On the sidelines of a conference of Presidents of Francophone media regulators from Central and West Africa in Yaounde from May 12 to 13 under the theme “the harmonization of complaint handling procedures and regulation of Central African Media Regulators”, NCC member Charly Ndi Chia stated his case against clamours for self-regulation by his colleagues.
“At one time all of us of the media, the so-called ‘big publishers’ we were in the trentches fighting to regulate the media in our own way ; fighting bad press, poor journalism,” Mr Ndi Chia said.
The NCC member who is also a co-founder and Editor-in-Chief of the country’s leading English language newspaper, The Post, revealed that the publishers retreated when the Council was given sharper teeth to bite.
These ‘big publishers’ Mr Ndi Chia said further participated in their installation as NCC members.
“We were very happy about it but when we started working, they were the first to cry like babies. I don’t know why they want free license. They disgrace themselves by going on the air, by writing in the papers that the NCC is a government contraption.”
“If it is a contraption, why did you come taking our biographies/biodata, writing and congratulating us?”

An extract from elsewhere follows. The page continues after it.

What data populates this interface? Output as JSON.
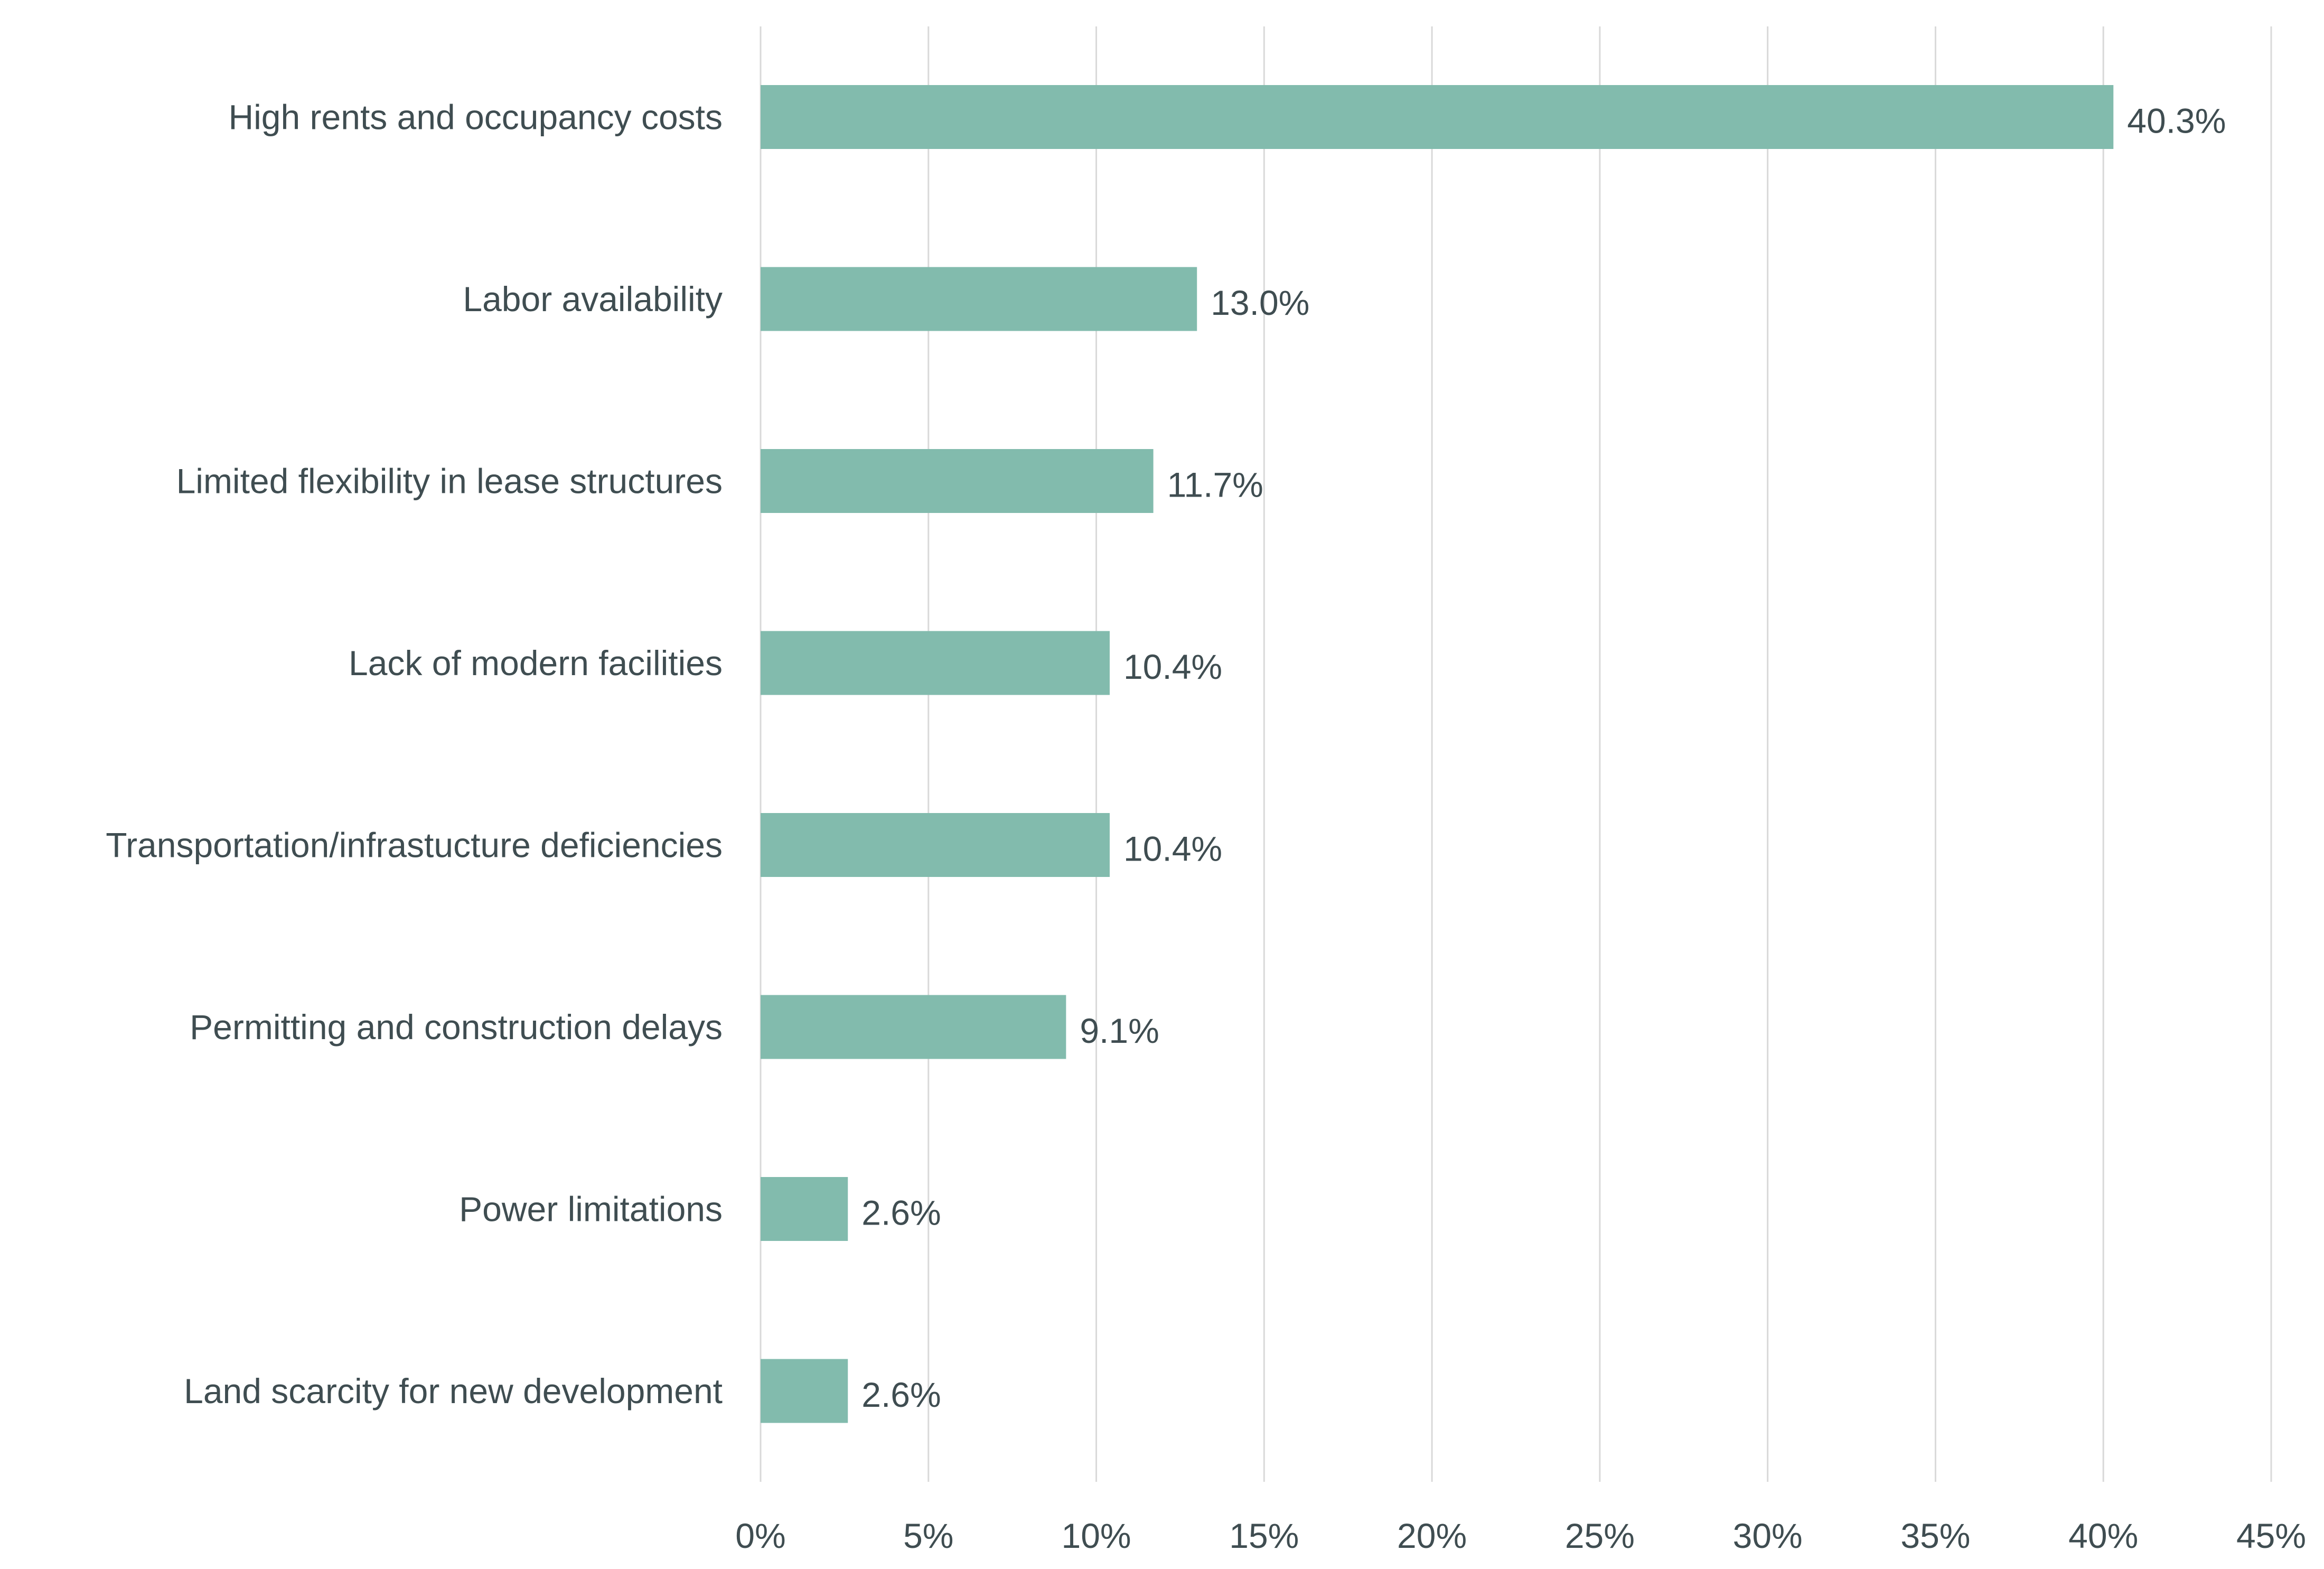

 Comparing the journalism profession to a football match, the Editor-in-chief of The Post said “… do you think that you can go to play football and instead of playing football, you start playing rugby, kicking people and the referee allows you? There is always a referee in every match, if not it will be an all comers game in which somewhere along the line somebody will pick the ball with the hand and score and say I have scored since the ball has kissed the net.”
He described the demand for self-regulation by the journalists as strange and stupid.  The veteran journalist said those who are demanding the model today are the same individuals who have compromised the very ethics of the media.

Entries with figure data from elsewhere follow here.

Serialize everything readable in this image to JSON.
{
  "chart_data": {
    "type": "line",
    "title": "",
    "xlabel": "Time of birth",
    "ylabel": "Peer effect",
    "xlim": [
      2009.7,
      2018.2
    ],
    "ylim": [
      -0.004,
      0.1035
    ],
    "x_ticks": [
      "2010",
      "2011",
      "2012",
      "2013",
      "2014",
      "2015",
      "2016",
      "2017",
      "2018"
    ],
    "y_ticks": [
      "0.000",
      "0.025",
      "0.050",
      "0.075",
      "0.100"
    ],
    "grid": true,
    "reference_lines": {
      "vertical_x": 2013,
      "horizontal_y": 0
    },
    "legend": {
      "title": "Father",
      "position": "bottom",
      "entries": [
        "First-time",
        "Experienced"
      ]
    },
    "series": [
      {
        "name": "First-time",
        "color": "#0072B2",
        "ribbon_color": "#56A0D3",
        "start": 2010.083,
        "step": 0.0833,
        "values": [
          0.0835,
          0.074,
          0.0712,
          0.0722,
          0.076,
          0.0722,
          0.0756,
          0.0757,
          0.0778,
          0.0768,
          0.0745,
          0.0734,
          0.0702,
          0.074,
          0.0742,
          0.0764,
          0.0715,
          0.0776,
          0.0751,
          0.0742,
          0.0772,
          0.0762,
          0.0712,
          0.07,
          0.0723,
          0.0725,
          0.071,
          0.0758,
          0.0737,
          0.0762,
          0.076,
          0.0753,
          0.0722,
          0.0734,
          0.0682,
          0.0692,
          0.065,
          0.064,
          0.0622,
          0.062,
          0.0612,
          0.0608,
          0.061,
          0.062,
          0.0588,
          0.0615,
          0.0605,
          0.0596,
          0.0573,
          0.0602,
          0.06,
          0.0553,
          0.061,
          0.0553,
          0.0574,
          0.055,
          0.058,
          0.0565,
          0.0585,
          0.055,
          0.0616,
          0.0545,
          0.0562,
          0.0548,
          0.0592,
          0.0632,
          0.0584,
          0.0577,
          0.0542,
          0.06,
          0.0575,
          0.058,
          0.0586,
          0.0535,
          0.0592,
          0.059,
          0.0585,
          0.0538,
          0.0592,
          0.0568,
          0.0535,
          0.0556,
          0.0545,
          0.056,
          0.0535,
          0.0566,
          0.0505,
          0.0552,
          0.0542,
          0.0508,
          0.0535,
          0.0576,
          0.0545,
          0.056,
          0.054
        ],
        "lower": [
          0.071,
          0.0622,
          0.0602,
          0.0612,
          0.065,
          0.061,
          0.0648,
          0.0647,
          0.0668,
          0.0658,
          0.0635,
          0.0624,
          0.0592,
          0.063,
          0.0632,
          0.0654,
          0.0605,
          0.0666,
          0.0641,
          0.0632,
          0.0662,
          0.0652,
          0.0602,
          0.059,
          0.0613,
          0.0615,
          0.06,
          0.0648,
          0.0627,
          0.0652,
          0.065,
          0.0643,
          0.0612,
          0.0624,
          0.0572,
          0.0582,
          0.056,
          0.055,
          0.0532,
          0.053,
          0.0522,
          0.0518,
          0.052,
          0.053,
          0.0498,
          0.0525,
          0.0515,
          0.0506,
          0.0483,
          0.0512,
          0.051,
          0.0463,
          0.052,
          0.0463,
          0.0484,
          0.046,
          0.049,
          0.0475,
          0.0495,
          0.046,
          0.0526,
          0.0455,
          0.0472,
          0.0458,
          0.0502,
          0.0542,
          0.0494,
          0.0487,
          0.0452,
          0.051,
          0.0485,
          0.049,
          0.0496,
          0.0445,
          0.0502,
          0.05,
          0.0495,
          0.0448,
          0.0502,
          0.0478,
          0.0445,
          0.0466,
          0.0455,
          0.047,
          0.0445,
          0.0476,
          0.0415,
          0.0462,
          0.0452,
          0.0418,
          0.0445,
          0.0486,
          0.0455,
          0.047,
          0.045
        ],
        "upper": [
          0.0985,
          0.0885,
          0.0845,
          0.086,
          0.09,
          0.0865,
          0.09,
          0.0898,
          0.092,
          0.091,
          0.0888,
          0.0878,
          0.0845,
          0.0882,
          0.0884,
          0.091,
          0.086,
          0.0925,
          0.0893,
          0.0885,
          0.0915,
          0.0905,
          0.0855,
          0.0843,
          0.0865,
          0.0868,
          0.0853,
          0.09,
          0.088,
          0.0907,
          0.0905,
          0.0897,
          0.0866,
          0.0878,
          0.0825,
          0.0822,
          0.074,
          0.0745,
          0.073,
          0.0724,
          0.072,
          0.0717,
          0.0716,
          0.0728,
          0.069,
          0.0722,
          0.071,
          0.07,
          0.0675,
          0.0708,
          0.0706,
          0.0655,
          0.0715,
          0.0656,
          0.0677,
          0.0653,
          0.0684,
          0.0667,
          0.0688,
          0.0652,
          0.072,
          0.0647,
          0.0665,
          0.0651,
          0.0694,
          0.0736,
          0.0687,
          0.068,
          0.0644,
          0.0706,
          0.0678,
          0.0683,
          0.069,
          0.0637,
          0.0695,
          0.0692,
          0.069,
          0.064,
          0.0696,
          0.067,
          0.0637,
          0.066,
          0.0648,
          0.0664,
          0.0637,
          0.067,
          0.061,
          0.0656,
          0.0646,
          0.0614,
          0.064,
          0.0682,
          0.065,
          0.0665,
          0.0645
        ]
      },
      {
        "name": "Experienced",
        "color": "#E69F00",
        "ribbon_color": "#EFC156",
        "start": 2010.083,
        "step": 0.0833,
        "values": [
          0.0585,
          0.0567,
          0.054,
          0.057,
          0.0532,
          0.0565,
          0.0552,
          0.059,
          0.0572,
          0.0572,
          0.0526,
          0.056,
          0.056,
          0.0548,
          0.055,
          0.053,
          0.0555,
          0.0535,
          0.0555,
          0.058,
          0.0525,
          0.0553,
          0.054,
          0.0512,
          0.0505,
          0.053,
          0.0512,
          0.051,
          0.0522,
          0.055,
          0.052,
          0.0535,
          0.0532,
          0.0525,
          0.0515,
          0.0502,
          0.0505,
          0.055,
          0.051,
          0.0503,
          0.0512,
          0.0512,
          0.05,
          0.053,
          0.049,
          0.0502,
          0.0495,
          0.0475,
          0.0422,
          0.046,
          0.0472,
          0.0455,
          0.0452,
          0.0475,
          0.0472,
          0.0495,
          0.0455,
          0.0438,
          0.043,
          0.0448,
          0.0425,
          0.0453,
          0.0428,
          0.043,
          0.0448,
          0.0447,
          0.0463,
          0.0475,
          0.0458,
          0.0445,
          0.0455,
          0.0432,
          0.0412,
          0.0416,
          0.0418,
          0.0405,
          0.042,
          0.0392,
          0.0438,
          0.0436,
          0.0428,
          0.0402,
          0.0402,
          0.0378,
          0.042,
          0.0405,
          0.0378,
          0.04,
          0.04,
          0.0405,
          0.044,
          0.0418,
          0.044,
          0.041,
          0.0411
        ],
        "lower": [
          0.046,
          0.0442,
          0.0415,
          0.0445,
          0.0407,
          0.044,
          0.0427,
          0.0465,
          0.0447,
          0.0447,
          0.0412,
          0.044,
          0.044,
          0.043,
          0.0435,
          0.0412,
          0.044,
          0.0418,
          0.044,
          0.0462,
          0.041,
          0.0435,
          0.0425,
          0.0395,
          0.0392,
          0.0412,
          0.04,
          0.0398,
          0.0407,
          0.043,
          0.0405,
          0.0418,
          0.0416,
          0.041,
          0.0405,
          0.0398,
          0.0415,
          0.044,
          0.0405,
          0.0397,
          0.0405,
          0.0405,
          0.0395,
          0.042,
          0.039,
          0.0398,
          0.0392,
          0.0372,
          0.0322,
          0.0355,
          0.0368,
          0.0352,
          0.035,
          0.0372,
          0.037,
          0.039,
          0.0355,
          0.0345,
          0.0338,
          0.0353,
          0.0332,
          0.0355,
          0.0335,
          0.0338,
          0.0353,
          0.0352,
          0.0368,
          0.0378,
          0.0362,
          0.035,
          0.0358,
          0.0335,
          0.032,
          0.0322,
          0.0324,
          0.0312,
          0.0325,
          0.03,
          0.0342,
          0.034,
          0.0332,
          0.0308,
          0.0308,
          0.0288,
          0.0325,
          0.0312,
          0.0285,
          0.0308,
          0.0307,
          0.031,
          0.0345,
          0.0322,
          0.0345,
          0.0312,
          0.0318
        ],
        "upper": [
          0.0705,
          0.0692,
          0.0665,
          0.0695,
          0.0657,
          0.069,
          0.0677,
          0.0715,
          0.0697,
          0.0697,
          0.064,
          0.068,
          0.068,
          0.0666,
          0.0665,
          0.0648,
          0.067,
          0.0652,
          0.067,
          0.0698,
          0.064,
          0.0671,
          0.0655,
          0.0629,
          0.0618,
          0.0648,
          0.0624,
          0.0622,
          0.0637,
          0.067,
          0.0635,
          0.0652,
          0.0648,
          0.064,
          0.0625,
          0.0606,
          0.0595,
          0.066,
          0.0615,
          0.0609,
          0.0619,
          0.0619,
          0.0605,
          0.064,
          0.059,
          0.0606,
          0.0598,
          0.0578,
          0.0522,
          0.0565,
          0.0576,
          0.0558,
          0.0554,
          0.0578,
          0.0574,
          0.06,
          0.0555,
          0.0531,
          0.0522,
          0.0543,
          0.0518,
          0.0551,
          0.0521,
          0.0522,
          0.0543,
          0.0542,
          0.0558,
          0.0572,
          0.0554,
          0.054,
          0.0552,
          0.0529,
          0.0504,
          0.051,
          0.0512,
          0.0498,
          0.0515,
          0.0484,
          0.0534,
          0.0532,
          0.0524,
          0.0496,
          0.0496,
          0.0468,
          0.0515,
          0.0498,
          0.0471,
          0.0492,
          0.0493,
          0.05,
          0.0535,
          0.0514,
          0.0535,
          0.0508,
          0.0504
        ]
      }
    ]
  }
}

“How many of them like Cesar’s wife can come out in public and say they are clean and that they can go to equity?”
 Many of them, according to Mr. Ndi Chia, are not even members of guilds where self-regulation can be upheld, he argued.
“They are bedroom critics, if they want auto regulation, let them come out. You call a meeting they don’t come. But if there is a meeting where there is going to be soya and where the minister will be handing over brown envelops, you find them coming and sitting on front views and saying that they are big journalists and they are publishers.”
On the appointment of members of the media watchdog by the president of the republic, he said: “I have always said that good journalists should be undertakers of journalism, why not come out. If you don’t want the NCC for example, what did you do when it was not there?”
You stayed in your office, you played hide and seek with the same regime, the same government, took money from them, the government comes out, puts an apple of discord.”
“But if you do your work and do it honestly, professionally and ethically, the NCC will have no business with you.” Mr. Ndi Chia concluded.